THEATRE REVIEW: THE HEIDI CHRONICLES (2016)
Written by Wendy Wasserstein
A Soulpepper Theatre Production
Originally published in NOW Magazine on April 28, 2016 (Link)
It’s been nearly 30 years since The Heidi Chronicles won the Pulitzer Prize for drama, but it’s far from old news. Thanks to Soulpepper’s perceptive and nuanced take on its conflicting notions of womanhood, the play is still clever, funny and unmistakably relevant.
Heidi Holland (Michelle Monteith) marches to the beat of her own drum. The play charts her decades-long journey from 60s high school student to accomplished academic while navigating watershed developments in feminism. She’s politically engaged but never quite gels with the movement-at-large, so she’s often left wondering where she belongs.

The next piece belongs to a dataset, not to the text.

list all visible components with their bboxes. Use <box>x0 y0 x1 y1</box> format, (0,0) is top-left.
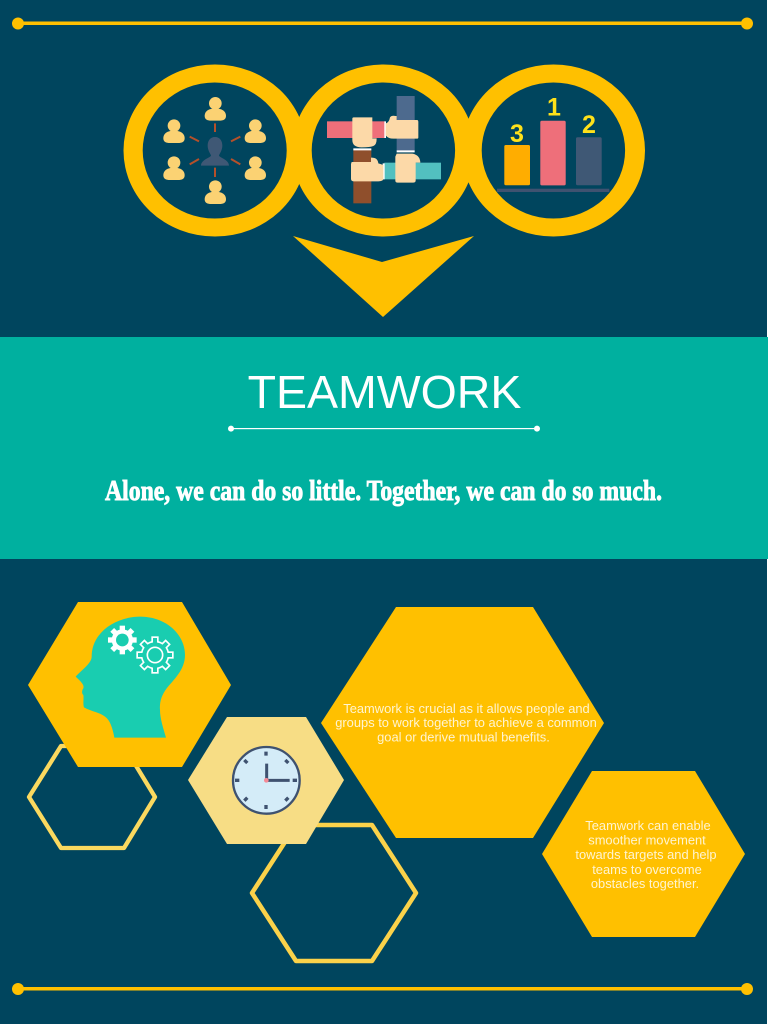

It’s a messy journey that Wendy Wasserstein’s sensitive script explores without prejudice. In the end, Heidi’s own liberation means freeing herself and her choices from the interpretation of others, whether friends, lovers or her feminist sisters.
The play doesn’t always know how to handle a main character who stays on the fringes. Monteith’s Heidi has real breadth and shows both tenderness and vitality but is periodically overshadowed by more clearly crafted characters. Despite being in almost every scene, Heidi can feel more like a foil for those around her than a protagonist.
Fortunately, Gregory Prest’s direction feels considered and cohesive, and the excellent ensemble cast is well worth watching.
Sarah Wilson shows great comic chops as Heidi’s best friend, and Laura Condlln gets maximum effect from several smaller roles without making them caricatures. Damien Atkins is superb as Peter, a gay man whose unique kinship with Heidi transcends their difference of experience.
Jordan Pettle stands out as Heidi’s egocentric love interest, Scoop Rosenbaum. He spends a lifetime getting under Heidi’s skin, but Pettle’s charisma and petulant charm show us why she returns to him again and again and how he becomes such an important catalyst for her own growth.
The power of this kind of period piece derives from its ability to show us how far we’ve come while simultaneously revealing what has yet to change. There’s no doubt we’re still struggling with equal and equitable liberation from classism, sexism, racism and the like. Though it’s not always on point, The Heidi Chronicles is an important reminder that these stories are a long way from being history.